Let me run benchmarks on this first, it looks like I might have regressed with my latest refactor.
Alright, let me know when I should look at this!
@Manishearth Should be good now, sorry for the back and forth! I made some simplifications and benchmarks looks even better than before: https://gist.github.com/indutny/c8d29a00680bfbaf19d22d02a7175c0d ( with up to 51% improvement on some word bounds benches).
Thanks!
Wow! Thank you for merging it!
Not to impose, but I was wondering when you planned to release a new version of the library?
I'd happily merge a PR bumping the library to 1.10.1.
You got it!
Wait, I have one more optimization for you. :-) (EDIT: I'm @indutny's coworker, we've been loosely collaborating and independently looking at optimization opportunities in a few of the unicode-rs crates.)
Ah, it looks like @indutny's optimization has made mine irrelevant—some texts get faster, others get slower. So it's probably not worth it.

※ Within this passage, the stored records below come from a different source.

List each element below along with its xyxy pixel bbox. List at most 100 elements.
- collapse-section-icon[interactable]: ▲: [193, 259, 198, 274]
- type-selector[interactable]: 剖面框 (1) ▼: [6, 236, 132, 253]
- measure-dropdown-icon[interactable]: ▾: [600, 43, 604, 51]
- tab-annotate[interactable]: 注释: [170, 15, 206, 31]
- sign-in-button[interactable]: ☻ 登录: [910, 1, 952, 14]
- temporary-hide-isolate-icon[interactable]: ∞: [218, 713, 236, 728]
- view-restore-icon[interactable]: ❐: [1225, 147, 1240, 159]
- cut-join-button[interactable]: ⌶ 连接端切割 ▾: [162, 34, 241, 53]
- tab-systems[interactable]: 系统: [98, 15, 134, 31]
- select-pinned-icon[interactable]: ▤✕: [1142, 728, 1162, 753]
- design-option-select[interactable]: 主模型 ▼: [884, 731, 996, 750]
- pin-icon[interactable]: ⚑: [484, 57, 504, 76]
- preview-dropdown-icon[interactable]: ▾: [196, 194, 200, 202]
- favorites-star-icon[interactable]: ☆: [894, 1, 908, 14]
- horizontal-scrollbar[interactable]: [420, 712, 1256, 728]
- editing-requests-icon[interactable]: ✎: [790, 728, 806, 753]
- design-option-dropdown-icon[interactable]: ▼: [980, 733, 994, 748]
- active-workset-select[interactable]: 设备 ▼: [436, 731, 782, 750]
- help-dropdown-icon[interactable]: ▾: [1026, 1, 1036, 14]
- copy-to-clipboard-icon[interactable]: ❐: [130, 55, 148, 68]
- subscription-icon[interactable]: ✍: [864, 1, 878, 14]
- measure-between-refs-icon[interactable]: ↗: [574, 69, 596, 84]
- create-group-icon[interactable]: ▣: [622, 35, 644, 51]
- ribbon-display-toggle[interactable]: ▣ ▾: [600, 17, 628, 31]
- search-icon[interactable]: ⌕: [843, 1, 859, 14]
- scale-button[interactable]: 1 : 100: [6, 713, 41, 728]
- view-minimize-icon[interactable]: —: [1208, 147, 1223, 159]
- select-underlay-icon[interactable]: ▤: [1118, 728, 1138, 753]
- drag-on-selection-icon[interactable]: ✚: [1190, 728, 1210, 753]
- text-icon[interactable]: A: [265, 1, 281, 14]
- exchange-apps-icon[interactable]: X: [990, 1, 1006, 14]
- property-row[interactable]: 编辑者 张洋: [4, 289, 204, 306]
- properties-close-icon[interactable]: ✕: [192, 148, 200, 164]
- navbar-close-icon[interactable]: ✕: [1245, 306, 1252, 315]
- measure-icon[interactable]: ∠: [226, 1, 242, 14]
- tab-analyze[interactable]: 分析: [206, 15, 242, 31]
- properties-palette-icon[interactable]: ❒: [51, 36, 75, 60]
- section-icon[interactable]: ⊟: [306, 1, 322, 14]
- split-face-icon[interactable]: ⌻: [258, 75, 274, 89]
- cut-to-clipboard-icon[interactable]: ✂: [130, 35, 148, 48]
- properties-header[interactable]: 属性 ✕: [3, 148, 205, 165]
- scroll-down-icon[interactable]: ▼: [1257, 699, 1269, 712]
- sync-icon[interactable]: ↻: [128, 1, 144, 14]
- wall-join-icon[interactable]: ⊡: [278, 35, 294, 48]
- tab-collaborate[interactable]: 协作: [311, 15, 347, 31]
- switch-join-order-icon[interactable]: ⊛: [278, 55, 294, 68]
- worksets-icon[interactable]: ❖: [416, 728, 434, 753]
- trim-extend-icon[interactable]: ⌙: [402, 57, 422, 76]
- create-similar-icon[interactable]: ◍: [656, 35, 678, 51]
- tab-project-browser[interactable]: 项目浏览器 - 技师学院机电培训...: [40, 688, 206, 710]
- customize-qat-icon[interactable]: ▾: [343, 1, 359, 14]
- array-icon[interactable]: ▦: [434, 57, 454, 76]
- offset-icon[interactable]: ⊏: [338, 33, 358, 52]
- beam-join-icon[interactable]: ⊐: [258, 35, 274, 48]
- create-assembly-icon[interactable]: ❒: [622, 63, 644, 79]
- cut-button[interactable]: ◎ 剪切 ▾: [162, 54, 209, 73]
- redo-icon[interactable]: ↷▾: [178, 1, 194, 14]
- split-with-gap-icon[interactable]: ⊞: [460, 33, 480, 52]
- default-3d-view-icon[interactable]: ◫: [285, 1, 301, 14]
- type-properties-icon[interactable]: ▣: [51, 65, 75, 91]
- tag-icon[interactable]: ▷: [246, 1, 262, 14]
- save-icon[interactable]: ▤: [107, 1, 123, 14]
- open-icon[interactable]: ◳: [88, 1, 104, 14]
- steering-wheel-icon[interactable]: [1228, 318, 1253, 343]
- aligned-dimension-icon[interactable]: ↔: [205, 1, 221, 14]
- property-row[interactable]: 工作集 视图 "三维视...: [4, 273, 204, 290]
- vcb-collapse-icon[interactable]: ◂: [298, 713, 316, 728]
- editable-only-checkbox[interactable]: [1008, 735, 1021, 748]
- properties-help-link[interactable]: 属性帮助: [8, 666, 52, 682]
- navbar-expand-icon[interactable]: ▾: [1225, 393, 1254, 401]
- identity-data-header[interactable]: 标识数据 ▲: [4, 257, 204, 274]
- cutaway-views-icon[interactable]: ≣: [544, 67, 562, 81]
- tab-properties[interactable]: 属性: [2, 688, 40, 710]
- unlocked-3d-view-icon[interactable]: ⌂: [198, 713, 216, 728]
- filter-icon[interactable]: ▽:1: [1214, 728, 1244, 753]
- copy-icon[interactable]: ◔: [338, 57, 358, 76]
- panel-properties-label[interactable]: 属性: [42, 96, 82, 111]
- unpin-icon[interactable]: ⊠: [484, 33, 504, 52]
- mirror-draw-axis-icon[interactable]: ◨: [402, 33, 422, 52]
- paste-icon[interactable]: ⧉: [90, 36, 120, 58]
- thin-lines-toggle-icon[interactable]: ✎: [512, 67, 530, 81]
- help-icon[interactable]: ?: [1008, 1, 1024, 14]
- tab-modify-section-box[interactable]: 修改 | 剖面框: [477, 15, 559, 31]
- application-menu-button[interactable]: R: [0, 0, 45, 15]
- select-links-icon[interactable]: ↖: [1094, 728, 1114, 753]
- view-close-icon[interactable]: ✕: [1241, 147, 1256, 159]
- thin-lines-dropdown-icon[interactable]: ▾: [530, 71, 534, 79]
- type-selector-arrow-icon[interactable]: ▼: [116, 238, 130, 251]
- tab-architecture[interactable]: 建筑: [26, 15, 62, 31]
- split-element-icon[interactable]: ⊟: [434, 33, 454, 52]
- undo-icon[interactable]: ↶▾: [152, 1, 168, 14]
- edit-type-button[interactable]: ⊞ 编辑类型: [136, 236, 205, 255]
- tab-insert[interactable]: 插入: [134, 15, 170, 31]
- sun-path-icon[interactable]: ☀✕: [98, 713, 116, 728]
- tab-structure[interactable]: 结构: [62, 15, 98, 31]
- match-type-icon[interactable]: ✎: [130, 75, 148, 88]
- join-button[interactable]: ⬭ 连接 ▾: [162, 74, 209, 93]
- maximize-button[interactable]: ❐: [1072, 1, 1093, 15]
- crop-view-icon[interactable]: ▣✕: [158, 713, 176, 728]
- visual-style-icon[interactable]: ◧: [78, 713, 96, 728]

Prior to this change table search would have to do a binary search over about 1000 entries which resulted in around 10 memory loads on average. In this commit we reduce the search space by doing a pre-lookup in a generated table to get a smaller (often zero-length) slice of the full sorted range list. On average this gives us just one entry of the range list to perform binary search on, which reduces the average number of memory loads to 2.